Cala poi l'attrazione del «mai sotto padrone». Tra il 2004 e il 2009 il numero di imprenditori è passato da 400mila a 260mila, con una riduzione del 36%. E il numero dei lavoratori autonomi con meno di 35 anni è diminuito nello stesso periodo di circa 500mila unità.
Non traina più neanche la fiducia nella mobilità sociale che conduce a un benessere crescente. Il 34% degli italiani pensa che la generazione dei figli è destinata ad avere uno status socio-economico peggiore del proprio (mentre solo il 18% di essi vive oggi in una condizione peggiore rispetto ai propri genitori). Il 67,5% ritiene che in futuro l'Italia sarà meno benestante di oggi.
«Fenomenologia di una crisi antropologica.
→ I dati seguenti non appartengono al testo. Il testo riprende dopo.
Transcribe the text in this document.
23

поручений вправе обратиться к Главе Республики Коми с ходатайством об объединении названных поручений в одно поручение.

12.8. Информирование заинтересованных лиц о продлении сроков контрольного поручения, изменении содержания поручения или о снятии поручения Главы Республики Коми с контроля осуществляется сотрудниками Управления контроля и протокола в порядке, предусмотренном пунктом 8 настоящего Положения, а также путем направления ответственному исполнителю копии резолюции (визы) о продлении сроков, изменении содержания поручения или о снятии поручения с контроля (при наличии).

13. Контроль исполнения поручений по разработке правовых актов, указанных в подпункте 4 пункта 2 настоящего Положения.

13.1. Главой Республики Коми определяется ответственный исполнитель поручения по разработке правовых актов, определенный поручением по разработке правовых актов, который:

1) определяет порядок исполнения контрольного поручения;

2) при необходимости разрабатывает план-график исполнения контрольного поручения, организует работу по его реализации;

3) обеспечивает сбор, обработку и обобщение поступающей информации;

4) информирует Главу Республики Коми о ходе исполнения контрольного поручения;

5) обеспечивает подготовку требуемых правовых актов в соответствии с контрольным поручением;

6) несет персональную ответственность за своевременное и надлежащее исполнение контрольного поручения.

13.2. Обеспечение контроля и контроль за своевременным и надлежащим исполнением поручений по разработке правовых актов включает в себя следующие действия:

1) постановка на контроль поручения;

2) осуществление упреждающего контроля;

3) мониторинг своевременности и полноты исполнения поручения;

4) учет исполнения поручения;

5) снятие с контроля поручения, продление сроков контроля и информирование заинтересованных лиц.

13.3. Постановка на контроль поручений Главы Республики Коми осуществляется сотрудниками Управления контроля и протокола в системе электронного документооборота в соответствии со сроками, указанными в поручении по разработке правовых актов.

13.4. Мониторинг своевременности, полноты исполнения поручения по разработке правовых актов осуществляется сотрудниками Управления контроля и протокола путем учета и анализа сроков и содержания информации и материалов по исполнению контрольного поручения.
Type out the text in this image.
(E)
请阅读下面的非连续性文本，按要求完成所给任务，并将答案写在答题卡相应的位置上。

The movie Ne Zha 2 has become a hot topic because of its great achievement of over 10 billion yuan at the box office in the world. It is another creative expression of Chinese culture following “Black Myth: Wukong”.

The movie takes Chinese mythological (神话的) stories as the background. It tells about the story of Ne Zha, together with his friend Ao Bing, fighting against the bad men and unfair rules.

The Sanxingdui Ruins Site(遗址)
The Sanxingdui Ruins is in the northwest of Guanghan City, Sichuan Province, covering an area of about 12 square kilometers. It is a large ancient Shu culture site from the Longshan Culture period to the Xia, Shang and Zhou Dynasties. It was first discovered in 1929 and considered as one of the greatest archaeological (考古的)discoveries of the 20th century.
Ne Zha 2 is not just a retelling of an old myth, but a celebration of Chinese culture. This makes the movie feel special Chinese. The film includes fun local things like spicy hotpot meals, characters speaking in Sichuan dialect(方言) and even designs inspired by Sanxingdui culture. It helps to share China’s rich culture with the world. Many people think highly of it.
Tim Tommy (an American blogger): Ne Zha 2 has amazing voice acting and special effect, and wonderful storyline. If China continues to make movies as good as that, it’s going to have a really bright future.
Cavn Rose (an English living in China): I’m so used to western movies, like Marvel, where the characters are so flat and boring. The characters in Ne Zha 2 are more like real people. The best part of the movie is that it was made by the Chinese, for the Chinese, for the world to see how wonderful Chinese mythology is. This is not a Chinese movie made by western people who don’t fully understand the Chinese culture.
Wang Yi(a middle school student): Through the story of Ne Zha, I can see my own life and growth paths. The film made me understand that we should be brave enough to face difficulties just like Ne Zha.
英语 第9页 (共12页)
I miti che non funzionano più» è l'argomento di cui si parla oggi al Censis, a partire da un testo elaborato nell'ambito dell'annuale appuntamento di riflessione «Un mese di sociale», giunto alla ventitreesima edizione. Intervengono il Presidente del Censis Giuseppe De Rita, il Direttore Generale Giuseppe Roma e il Responsabile del settore Politiche sociali Francesco Maietta.